The team, Dr. Maya Choshen, Israel Kimhi, Yair Assaf-Shapira and Michal Korach, opened the conference by saying that indicators have become a "valuable tool" used widely around the Western world. "The concept behind an indicator system is not to measure a municipality’s productivity but rather to constantly monitor and assess progress in terms of the goals and vision it has set for itself." In advance of the conference, the JIIS team published a paper describing the various approaches to preparing the indicators, their characteristics, and a host of examples. (Among the indicator topics researched to date by the JIIS team are population, education, employment, and planning and building.) The research received considerable coverage in the press, and it contributed to the lively atmosphere at the meeting where participants included top government officials and quite a number of mayors and heads of local authorities.
Jerusalem Mayor Nir Barkat concurred with the JIIS team when he stated that “if something cannot be measured, it cannot be managed.” He discussed how the Jerusalem Municipality uses indicators to attain goals. And head of the strategic unit of the Tel Aviv Municipality Tami Gavrieli showed how indicators are used for comprehensive strategic planning by City Hall, highlighting the relationship between vision and practice.
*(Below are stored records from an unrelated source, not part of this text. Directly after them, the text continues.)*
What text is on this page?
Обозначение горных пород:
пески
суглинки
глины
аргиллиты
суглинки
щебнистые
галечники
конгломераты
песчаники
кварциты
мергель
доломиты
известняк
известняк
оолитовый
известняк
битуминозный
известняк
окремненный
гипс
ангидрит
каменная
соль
Head of the Local Authorities Division at the Interior Ministry Mordechai Cohen shared his opinion that common indicators can be used even for authorities that are extremely different, as long as they are simple and clear, and that at the same time, each local authority can develop specific indicators that are suited to its own needs.
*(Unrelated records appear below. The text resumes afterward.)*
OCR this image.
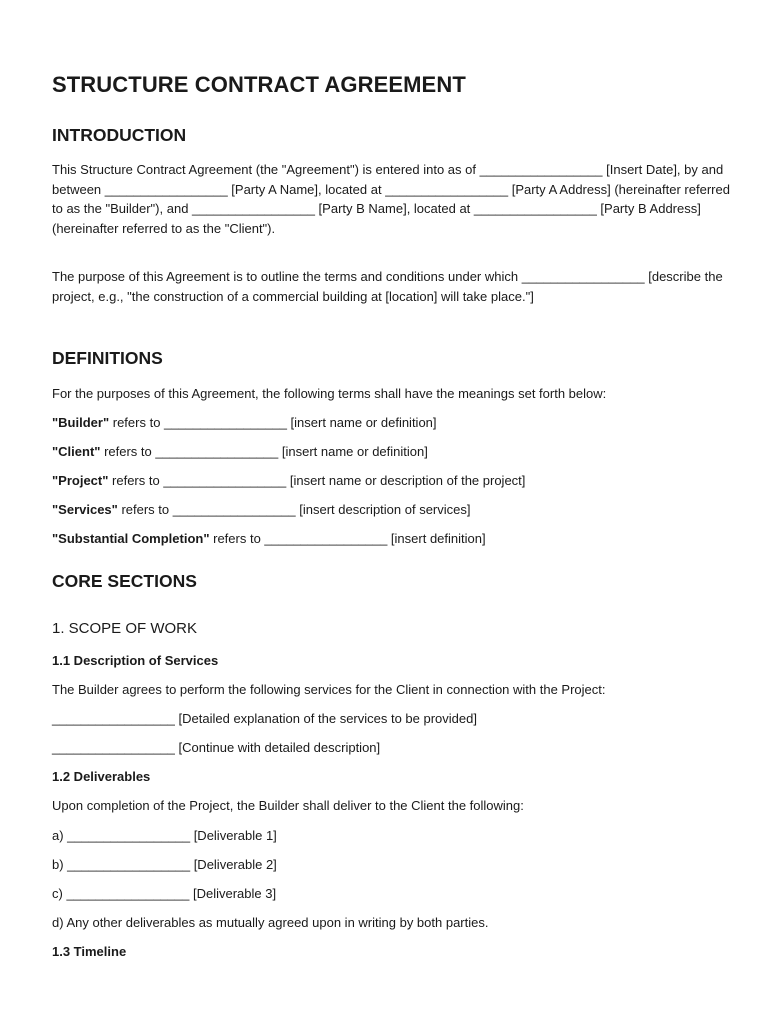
STRUCTURE CONTRACT AGREEMENT
INTRODUCTION

This Structure Contract Agreement (the "Agreement") is entered into as of _________________ [Insert Date], by and between _________________ [Party A Name], located at _________________ [Party A Address] (hereinafter referred to as the "Builder"), and _________________ [Party B Name], located at _________________ [Party B Address] (hereinafter referred to as the "Client").

The purpose of this Agreement is to outline the terms and conditions under which _________________ [describe the project, e.g., "the construction of a commercial building at [location] will take place."]

DEFINITIONS

For the purposes of this Agreement, the following terms shall have the meanings set forth below:

"Builder" refers to _________________ [insert name or definition]

"Client" refers to _________________ [insert name or definition]

"Project" refers to _________________ [insert name or description of the project]

"Services" refers to _________________ [insert description of services]

"Substantial Completion" refers to _________________ [insert definition]

CORE SECTIONS
1. SCOPE OF WORK
1.1 Description of Services

The Builder agrees to perform the following services for the Client in connection with the Project:

_________________ [Detailed explanation of the services to be provided]

_________________ [Continue with detailed description]

1.2 Deliverables

Upon completion of the Project, the Builder shall deliver to the Client the following:

a) _________________ [Deliverable 1]

b) _________________ [Deliverable 2]

c) _________________ [Deliverable 3]

d) Any other deliverables as mutually agreed upon in writing by both parties.

1.3 Timeline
Saleh Suleiman, head of the Bu’eine Nujeidat Council, bemoaned the problems that exist for local authorities that are defined as “weak.” They are constantly struggling between expectations and budgetary cuts and the desire to grant suitable services to their residents. He explained that the threat that councils that do not show balanced budgets will be decentralized caused those authorities to cut expenses, which meant that they were providing sub-standard services.
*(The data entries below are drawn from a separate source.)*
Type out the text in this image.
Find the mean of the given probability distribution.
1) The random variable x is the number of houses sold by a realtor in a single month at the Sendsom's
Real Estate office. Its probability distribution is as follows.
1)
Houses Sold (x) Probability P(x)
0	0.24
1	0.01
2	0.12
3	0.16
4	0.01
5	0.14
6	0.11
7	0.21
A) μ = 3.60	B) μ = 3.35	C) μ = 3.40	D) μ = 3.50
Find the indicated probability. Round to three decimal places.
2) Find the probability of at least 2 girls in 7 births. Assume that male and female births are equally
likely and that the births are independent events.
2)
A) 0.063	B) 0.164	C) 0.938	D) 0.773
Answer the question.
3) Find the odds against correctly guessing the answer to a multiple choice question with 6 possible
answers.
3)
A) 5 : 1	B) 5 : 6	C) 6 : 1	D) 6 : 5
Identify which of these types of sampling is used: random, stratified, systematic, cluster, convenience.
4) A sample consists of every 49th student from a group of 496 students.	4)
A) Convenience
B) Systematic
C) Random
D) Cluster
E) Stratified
Raanan Dinur, former director-general of the Prime Minister’s Office, led a discussion on the subject of "indicators and practice in local authorities." He noted that municipalities should not be considered as one entity, that each has its own set of unique characteristics – and these should be taken into account when looking for incentives to their progress. Moreover, there should be a law that addresses the relationship between the central and local authorities, he said, and such a law should allow room for the latters' differing features.
Meanwhile, Reuven Kogan, deputy head of the Budget Department at the Ministry of Finance, said that the ministry places great importance on the indicator of income and expenses. To this end, he said, the ministry invests great efforts in growth engines “to ensure that local authorities can attain economic independence.”
Completing the picture in municipalities, Ramla Mayor Yoel Lavi, Tel Aviv Municipality Director-General Menachem Leibe and his counterpart in Givatayim, Yoram Cohen, outlined how they employ indicators – whether it is to solve problems, measure the level of quality their municipalities provide or undertake broader urban analyses.
JIIS intends to continue to explore the topic of indicators by hosting roundtables with relevant experts and through additional research projects.